Her relationship with Duncan was so high school. Puppy love, firsts, all the intensity of hand holding and googily eyes. Her relationship with Piz is very college. Uncomplicated, fun, more wry, more cynical, but not the be-all-end-all romanticism of sixteen. They can talk about movies and books, about new bands and foreign policy discourse the next. She can think about him without the rending of garments, without always wondering what was going to happen next. And then there was Logan. Always him.

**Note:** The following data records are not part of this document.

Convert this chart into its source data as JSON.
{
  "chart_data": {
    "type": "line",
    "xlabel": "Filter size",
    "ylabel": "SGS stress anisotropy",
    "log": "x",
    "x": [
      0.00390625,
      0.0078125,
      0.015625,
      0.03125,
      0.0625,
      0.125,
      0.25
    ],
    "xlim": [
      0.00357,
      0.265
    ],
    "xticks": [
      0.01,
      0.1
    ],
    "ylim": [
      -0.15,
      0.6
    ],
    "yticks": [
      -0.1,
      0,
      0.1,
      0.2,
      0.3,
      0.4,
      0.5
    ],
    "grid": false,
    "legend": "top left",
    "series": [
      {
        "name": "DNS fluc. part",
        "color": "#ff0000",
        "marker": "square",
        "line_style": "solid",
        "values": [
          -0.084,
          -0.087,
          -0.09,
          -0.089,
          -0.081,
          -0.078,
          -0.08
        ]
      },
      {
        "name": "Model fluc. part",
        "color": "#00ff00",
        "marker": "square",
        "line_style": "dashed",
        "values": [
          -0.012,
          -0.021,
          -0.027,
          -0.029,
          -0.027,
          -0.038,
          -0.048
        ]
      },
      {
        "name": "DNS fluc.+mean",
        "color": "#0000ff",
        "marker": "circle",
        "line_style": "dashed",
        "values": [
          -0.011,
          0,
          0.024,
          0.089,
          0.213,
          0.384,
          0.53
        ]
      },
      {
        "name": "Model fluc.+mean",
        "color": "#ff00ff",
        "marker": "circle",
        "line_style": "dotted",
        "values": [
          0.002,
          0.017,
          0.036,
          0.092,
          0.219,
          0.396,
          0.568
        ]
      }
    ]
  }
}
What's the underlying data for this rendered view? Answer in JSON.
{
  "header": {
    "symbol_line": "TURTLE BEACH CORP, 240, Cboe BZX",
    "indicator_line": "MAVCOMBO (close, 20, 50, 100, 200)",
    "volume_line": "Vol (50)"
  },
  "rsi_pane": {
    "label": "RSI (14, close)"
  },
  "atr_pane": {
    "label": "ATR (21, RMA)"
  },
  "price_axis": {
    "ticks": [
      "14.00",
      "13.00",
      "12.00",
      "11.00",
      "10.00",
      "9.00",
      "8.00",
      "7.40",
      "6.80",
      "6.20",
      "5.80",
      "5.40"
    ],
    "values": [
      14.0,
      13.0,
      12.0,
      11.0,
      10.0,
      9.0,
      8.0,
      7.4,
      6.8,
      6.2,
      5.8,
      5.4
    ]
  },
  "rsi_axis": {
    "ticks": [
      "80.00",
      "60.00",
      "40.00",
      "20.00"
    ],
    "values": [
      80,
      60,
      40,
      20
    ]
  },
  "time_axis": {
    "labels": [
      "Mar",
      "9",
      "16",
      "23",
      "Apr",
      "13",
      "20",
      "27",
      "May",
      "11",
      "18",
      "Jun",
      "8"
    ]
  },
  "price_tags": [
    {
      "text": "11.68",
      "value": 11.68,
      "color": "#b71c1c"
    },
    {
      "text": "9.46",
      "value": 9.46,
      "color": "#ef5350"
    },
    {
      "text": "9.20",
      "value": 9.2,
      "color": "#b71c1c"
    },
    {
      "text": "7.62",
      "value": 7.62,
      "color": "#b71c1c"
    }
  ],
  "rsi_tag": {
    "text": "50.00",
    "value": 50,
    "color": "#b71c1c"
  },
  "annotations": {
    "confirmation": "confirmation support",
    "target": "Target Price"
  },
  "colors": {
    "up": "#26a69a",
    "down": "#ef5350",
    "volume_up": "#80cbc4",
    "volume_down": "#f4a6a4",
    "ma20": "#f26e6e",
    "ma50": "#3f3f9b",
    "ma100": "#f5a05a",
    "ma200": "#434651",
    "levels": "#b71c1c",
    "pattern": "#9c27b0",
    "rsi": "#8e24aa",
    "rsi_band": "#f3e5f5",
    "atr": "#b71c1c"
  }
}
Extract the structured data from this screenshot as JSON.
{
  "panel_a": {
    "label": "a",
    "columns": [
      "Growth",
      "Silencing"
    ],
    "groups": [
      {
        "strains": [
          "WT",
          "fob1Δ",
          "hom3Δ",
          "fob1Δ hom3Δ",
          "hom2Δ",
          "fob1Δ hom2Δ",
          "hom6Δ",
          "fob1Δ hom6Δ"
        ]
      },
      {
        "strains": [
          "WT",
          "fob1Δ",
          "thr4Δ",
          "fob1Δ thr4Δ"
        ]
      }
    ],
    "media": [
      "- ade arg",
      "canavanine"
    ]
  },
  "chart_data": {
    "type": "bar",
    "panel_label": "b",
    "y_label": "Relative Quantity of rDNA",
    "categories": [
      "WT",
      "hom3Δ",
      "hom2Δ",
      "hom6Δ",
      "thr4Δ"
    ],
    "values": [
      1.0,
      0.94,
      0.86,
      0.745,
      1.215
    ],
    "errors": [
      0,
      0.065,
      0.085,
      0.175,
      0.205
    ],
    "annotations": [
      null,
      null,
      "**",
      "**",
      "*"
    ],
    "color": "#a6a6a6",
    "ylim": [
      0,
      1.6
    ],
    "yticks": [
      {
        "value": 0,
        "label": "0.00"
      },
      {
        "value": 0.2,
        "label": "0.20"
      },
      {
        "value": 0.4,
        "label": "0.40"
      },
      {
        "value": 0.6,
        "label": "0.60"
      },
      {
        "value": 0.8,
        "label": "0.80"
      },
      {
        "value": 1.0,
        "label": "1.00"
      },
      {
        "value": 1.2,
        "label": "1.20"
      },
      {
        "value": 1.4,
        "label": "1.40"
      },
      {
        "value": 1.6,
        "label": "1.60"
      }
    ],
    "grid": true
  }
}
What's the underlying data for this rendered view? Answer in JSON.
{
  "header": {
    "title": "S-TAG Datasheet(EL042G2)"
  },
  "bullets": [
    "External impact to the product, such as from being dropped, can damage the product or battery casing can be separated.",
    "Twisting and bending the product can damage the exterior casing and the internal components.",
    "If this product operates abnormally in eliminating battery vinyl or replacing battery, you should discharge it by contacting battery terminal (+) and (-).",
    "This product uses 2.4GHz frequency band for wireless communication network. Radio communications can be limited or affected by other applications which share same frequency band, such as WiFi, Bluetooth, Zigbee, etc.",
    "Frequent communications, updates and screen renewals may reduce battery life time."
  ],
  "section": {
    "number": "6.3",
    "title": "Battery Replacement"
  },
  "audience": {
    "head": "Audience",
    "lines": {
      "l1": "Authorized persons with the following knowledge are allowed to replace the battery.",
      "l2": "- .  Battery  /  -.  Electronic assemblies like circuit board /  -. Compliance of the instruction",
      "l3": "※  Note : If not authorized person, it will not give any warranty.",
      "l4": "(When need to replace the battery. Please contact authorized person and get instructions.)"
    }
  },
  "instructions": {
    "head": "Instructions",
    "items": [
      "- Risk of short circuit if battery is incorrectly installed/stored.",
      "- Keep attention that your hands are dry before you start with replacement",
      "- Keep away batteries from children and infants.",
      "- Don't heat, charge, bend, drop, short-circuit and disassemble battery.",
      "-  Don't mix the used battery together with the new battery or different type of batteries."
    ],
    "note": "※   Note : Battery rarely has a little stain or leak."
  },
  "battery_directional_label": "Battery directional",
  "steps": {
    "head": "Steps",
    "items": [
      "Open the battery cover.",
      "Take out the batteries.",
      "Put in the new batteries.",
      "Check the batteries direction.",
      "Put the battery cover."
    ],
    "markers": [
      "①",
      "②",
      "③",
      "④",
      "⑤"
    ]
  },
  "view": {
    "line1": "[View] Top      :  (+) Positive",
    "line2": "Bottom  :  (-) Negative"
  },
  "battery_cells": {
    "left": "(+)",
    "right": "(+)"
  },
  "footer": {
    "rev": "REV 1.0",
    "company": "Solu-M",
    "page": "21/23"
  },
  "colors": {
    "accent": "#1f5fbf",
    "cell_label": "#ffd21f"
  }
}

She's had maybe eight hours of sleep over the last five days and she's starting to act crazed. She's forgetting things. She forgets words at the end of sentences and stares off into space, trying to recall the right adjective, noun. Even the sleeping pills aren't working. Sometimes, they just make her crazier. She draws her legs up to her chest, closes her eyes, and thinks about Piz's recent declaration of love. It slides by, like he's just told her about the weather. And of course, she thinks of Logan, about all the times he told her he loved her. How he burned with it. How his eyes shone and how she knew that meant forever. And Veronica thinks about how she never said it back, how the words seemed impossible then as they do now.
She drops her phone into a chair and falls into bed.
"I wuv you beary much," she says aloud, thinking about someone else who is not her boyfriend. Her head sinks into her pillow. She closes her eyes and all she sees is his face, and for once she lets her heart hurt. If she dreams, she wants to dream of starting over, but that doesn't happen. She doesn't sleep at all.